Quand on lit ton livre, on ressent une espèce d’apaisement.

Ceux qui ont lu ce livre, et principalement mes proches, sont ressortis du livre avec une forme de bien-être. C’est un livre qui apporte un secret de la vie qui vaut le coup d’être connu…  mais ne dit rien sur ton blog,  parce que c’est l’un des intérêts de ce roman.

C’est en Grèce que tu as eu l’idée d’écrire ce livre ?

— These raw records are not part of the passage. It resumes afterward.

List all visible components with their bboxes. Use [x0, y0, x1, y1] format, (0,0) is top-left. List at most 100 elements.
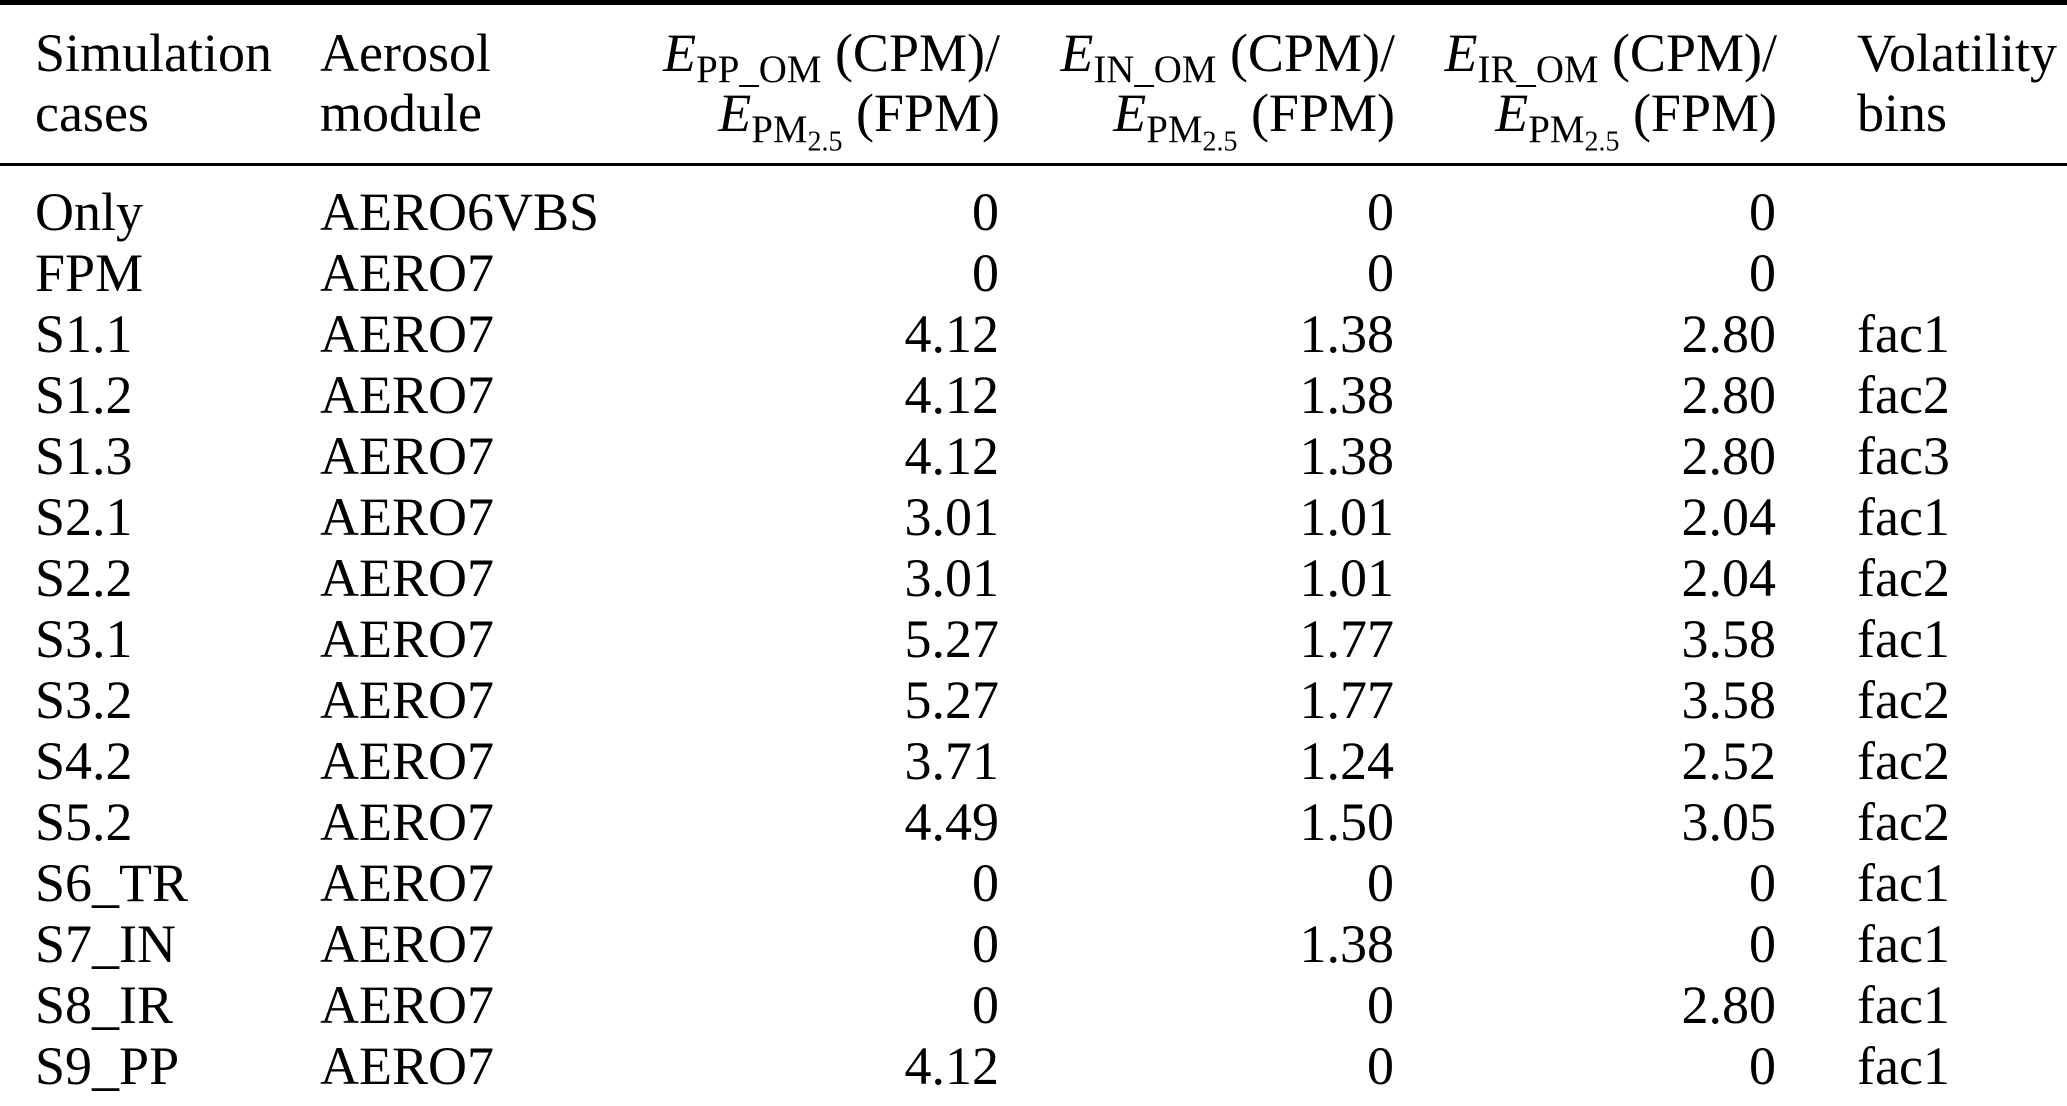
cell-volatility-bin: fac2	[1857, 731, 1950, 791]
cell-volatility-bin	[1777, 243, 2067, 304]
formula-denominator: EPM2.5 (FPM)	[615, 83, 1000, 156]
cell-volatility-bin: fac1	[1857, 487, 1950, 547]
cell-volatility-bin: fac3	[1857, 426, 1950, 486]
cell-e-in-om-value: 0	[1367, 853, 1394, 913]
cell-e-in-om-value: 1.38	[1299, 365, 1395, 425]
table-row: S1.1 AERO7 4.12 1.38 2.80 fac1	[0, 304, 2067, 365]
cell-e-in-om-value: 1.50	[1299, 792, 1395, 852]
col-header-e-in-om: EIN_OM (CPM)/ EPM2.5 (FPM)	[1000, 2, 1395, 166]
variable-e: E	[1113, 83, 1147, 143]
col-header-volatility-bins: Volatility bins	[1777, 2, 2067, 166]
header-line: Simulation	[35, 23, 273, 83]
subscript-main: PM	[1146, 107, 1203, 151]
cell-e-ir-om-value: 0	[1749, 853, 1776, 913]
table-row: S6_TR AERO7 0 0 0 fac1	[0, 853, 2067, 914]
table-row: Only AERO6VBS 0 0 0	[0, 165, 2067, 244]
cell-volatility-bin: fac2	[1857, 792, 1950, 852]
cell-volatility-bin: fac1	[1857, 853, 1950, 913]
cell-e-pp-om-value: 3.71	[904, 731, 1000, 791]
cell-simulation-case: S9_PP	[35, 1036, 180, 1096]
formula-numerator: EIR_OM (CPM)/	[1395, 23, 1778, 89]
cell-simulation-case: S1.3	[35, 426, 133, 486]
cell-e-in-om-value: 1.01	[1299, 548, 1395, 608]
cell-e-ir-om-value: 0	[1749, 914, 1776, 974]
cell-aerosol-module: AERO7	[320, 975, 494, 1035]
table-row: S5.2 AERO7 4.49 1.50 3.05 fac2	[0, 792, 2067, 853]
table-row: S3.1 AERO7 5.27 1.77 3.58 fac1	[0, 609, 2067, 670]
table-row: S7_IN AERO7 0 1.38 0 fac1	[0, 914, 2067, 975]
cell-e-pp-om-value: 5.27	[904, 670, 1000, 730]
cell-volatility-bin: fac1	[1857, 975, 1950, 1035]
header-line: cases	[35, 83, 149, 143]
cell-aerosol-module: AERO7	[320, 304, 494, 364]
table-row: S9_PP AERO7 4.12 0 0 fac1	[0, 1036, 2067, 1106]
cell-e-ir-om-value: 2.80	[1681, 304, 1777, 364]
cell-e-in-om-value: 0	[1367, 243, 1394, 303]
cell-e-ir-om-value: 2.04	[1681, 548, 1777, 608]
table-row: S4.2 AERO7 3.71 1.24 2.52 fac2	[0, 731, 2067, 792]
cell-aerosol-module: AERO7	[320, 365, 494, 425]
variable-e: E	[663, 23, 697, 83]
cell-e-in-om-value: 1.77	[1299, 670, 1395, 730]
cell-aerosol-module: AERO7	[320, 853, 494, 913]
table-row: S1.3 AERO7 4.12 1.38 2.80 fac3	[0, 426, 2067, 487]
cell-e-ir-om-value: 3.58	[1681, 609, 1777, 669]
cell-e-pp-om-value: 0	[972, 914, 999, 974]
col-header-aerosol-module: Aerosol module	[285, 2, 615, 166]
unit-label: (CPM)/	[1598, 23, 1777, 83]
cell-simulation-case: S4.2	[35, 731, 133, 791]
cell-aerosol-module: AERO7	[320, 731, 494, 791]
cell-e-ir-om-value: 2.04	[1681, 487, 1777, 547]
cell-simulation-case: Only	[35, 182, 143, 242]
cell-aerosol-module: AERO7	[320, 548, 494, 608]
subscript-nested: 2.5	[1202, 126, 1238, 158]
cell-e-in-om-value: 0	[1367, 182, 1394, 242]
cell-e-pp-om-value: 0	[972, 182, 999, 242]
subscript: PM2.5	[751, 108, 842, 156]
header-line: Volatility	[1857, 23, 2058, 83]
cell-e-pp-om-value: 4.12	[904, 304, 1000, 364]
cell-volatility-bin: fac2	[1857, 365, 1950, 425]
formula-denominator: EPM2.5 (FPM)	[1395, 83, 1777, 156]
unit-label: (FPM)	[1237, 83, 1395, 143]
cell-aerosol-module: AERO6VBS	[320, 182, 600, 242]
cell-volatility-bin	[1777, 165, 2067, 244]
subscript: IN_OM	[1093, 47, 1217, 91]
cell-e-in-om-value: 1.77	[1299, 609, 1395, 669]
cell-volatility-bin: fac1	[1857, 914, 1950, 974]
subscript-main: PM	[1528, 107, 1585, 151]
cell-e-in-om-value: 1.38	[1299, 304, 1395, 364]
subscript: PM2.5	[1146, 107, 1237, 156]
variable-e: E	[1060, 23, 1094, 83]
cell-volatility-bin: fac1	[1857, 609, 1950, 669]
cell-volatility-bin: fac1	[1857, 1036, 1950, 1096]
formula-denominator: EPM2.5 (FPM)	[1000, 83, 1395, 156]
col-header-simulation-cases: Simulation cases	[0, 2, 285, 166]
table-body: Only AERO6VBS 0 0 0 FPM AERO7 0 0 0 S1.1…	[0, 165, 2067, 1106]
cell-aerosol-module: AERO7	[320, 243, 494, 303]
cell-e-ir-om-value: 2.80	[1681, 365, 1777, 425]
table-row: S3.2 AERO7 5.27 1.77 3.58 fac2	[0, 670, 2067, 731]
cell-simulation-case: S1.2	[35, 365, 133, 425]
subscript-nested: 2.5	[1584, 126, 1620, 158]
subscript: IR_OM	[1477, 47, 1599, 91]
cell-e-ir-om-value: 0	[1749, 182, 1776, 242]
cell-simulation-case: S2.2	[35, 548, 133, 608]
header-row: Simulation cases Aerosol module EPP_OM (…	[0, 2, 2067, 166]
cell-simulation-case: S5.2	[35, 792, 133, 852]
cell-aerosol-module: AERO7	[320, 487, 494, 547]
variable-e: E	[1444, 23, 1478, 83]
table-row: S1.2 AERO7 4.12 1.38 2.80 fac2	[0, 365, 2067, 426]
cell-volatility-bin: fac2	[1857, 548, 1950, 608]
cell-simulation-case: S2.1	[35, 487, 133, 547]
cell-e-ir-om-value: 2.52	[1681, 731, 1777, 791]
cell-e-pp-om-value: 4.12	[904, 1036, 1000, 1096]
cell-e-in-om-value: 1.38	[1299, 426, 1395, 486]
table-row: S2.2 AERO7 3.01 1.01 2.04 fac2	[0, 548, 2067, 609]
header-line: module	[320, 83, 482, 143]
cell-simulation-case: S3.2	[35, 670, 133, 730]
cell-e-pp-om-value: 3.01	[904, 487, 1000, 547]
cell-aerosol-module: AERO7	[320, 792, 494, 852]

En exergue du livre, il y a une phrase de Sophocle : Ce sont là choses qui n’ont pas l’honneur d’être mises en histoire, et qu’on apprend plutôt en fréquentant les lieux. Chaque fois que j’écris un livre, les lieux ont beaucoup d’importance. Si je n’ai pas le lieu, je ne peux pas penser à l’histoire. Tous les lieux que j’évoque dans le livre sont des lieux où mes pas m’ont entraîné. Par contre, les personnages sont inventés à partir de gens que j’ai croisés, sans les connaître ni leur avoir parlé. C’est juste ce qu’ils m’inspiraient.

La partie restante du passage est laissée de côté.